03 – Une influence intergénérationnelle
Morceau-clé : Personal Jesus revu par Johnny Cash (2002)
Au fil des années, DM est devenu un groupe culte et les reprises de très haut niveau se sont multipliées. Ce n’est guère étonnant de la part de formations « de leur génération », comme les Cure avec The World in my Eyes ou les Smashing Pumpkins avec Never Let me Down Again. C’est plus inattendu de la part du bluesman Johnny Cash, qui livre en 2002 un Personal Jesus habité. « L’entendre reprendre ce titre a été l’un des plus beaux jours de ma vie », dit Martin Gore. La musique de DM a inspiré des musiciens de tous horizons. Les remixeurs autrichiens Kruder et Dorfmeister ont porté Useless à des hauteurs stratosphériques, la reine anglaise de la goth-pop Bat for Lashes s’est fendue en 2011 d’une version ensorcelée de Strangelove et en 2012 les Norvégiens de Röyksopp ont repris Ice Machine, face B de leur tout premier single, Dreaming of Me. Autant de « tributes » qui transmettent la flamme aux plus jeunes, notamment les Français Lescop et Tristesse contemporaine.
04 – Des vues politiques subtiles
Morceau-clé : Shame (1983), cri contre la pauvreté
Le groupe n’est pas véritablement engagé, ce qui ne l’empêche pas de faire passer des messages. Le premier single de « Spirit », Where’s the Revolution, est à écouter dans le contexte du Brexit et de l’élection de Donald Trump : « You’ve been lied to/You’ve been fed truths. » Quand, en février, Richard Spencer, le leader de l’alt-right, mouvance américaine cryptofasciste, a nommé Depeche Mode groupe officiel de son mouvement, les Anglais ont immédiatement récusé tout lien avec lui. Parmi les titres les plus politiques de leurs disques précédents : The Lanscape is Changing, charge contre la dégradation de l’environnement ; Everything Counts, critique du capitalisme thatchérien, People are People, plaidoyer pour la tolérance ; John the Revelator, réquisitoire contre la politique étrangère de George W. Bush.
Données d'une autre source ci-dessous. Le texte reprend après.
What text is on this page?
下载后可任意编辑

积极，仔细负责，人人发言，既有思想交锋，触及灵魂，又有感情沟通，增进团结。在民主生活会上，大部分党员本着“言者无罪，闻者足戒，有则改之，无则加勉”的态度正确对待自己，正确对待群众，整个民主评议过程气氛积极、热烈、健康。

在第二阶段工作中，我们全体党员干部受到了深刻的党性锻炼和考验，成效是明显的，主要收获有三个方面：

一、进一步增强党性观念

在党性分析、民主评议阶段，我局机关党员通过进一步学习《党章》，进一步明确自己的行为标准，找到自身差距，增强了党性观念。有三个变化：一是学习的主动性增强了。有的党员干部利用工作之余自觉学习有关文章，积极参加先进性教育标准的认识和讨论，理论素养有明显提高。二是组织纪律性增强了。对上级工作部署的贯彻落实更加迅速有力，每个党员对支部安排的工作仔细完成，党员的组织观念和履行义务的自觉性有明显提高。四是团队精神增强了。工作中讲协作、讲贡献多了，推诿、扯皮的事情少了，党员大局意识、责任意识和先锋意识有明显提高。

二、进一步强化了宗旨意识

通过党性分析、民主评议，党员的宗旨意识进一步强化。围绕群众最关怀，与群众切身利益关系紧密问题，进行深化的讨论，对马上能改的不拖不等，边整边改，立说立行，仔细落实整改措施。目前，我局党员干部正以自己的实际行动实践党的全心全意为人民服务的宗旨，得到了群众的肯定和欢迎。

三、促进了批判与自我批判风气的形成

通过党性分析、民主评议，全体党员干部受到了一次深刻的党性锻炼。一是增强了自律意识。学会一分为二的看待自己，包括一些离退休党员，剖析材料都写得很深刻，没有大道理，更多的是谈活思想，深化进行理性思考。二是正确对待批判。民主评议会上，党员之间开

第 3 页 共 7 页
05 – Une vidéographie remarquable
Morceau-clé : Strangelove (1987), quintessence du style Corbijn
De leur premier clip pour Just Can’t Get Enough jusqu’à Where’s the Revolution, DM a produit plus de 70 vidéos. Ces films déroulent un univers trouble et sombre, souvent sulfureux, qui se prête particulièrement bien au noir et blanc. Le groupe a noué une relation très privilégiée avec le photographe-cinéaste Anton Corbijn, obsédé du monochrome, passionné de musique. Le Néerlandais a tourné près d’une trentaine de vidéos pour DM, parmi lesquelles quelques chefs-d’oeuvre, de Personal Jesus à Enjoy the Silence, en passant par Behind the Wheel.
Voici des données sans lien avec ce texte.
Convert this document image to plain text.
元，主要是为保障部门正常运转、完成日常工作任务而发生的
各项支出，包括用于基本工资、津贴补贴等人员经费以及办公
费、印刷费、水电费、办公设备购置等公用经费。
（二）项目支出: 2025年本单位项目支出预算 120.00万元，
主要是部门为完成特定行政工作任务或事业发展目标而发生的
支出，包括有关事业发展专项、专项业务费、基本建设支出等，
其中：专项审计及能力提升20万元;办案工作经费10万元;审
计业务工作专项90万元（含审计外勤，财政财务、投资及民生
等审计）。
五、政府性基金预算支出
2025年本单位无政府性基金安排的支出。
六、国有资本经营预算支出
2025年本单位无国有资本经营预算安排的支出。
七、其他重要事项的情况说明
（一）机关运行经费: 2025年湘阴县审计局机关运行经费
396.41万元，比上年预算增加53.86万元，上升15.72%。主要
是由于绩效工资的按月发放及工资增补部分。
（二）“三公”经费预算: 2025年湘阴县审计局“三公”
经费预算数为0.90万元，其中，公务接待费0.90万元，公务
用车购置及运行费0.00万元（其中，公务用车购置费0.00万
06 – Une sobriété chèrement acquise
Morceau-clé : Walking in my Shoes (1993), l’exposé du problème
Autant le dire : Gahan et Gore n’ont pas toujours bu que de l’eau minérale. Accro à l’héroïne, Dave Gahan a eu une crise cardiaque en 1993 en plein concert. En 1995, il se coupe les veines et en réchappe de peu. En 1996, à Los Angeles, c’est l’overdose : son coeur s’arrête de battre pendant deux minutes. Les secours parviennent à le ranimer et il gagne le surnom de « The Cat », puisqu’il semble avoir neuf vies. Martin Gore, lui, a depuis sa jeunesse un gros problème d’alcool. Les deux hommes, aujourd’hui pères de famille, sont désormais « clean ».
07 – La technophilie de Gore
Morceau-clé : Europa Hymn (2015), sur l’album solo de Gore, « MG »
Martin Gore, qui voue un culte à Kraftwerk, pionniers allemands de l’électronique, est un geek musical. Les machines lui apportent « une grande source d’inspiration » : « Le fait d’utiliser les nouvelles technologies fait de Depeche Mode un groupe toujours contemporain. » C’est au gré de ses découvertes et aussi au hasard des rencontres et des collaborations, que le groupe change de son, tantôt plus rock industriel, tantôt plus électronique, sans s’interdire une passade avec le grunge.
Le 5 octobre 1981, Depeche Mode révolutionnait la musique britannique, en sortant Speak & Spell, un premier album aux mélodies sautillantes entêtantes (comment oublier les sept notes vivement pressées sur un synthé de « I just can’t get enough » ?), qui influença – pour le meilleur et pour le pire – le paysage sonore de la décennie qu’elle ouvrait.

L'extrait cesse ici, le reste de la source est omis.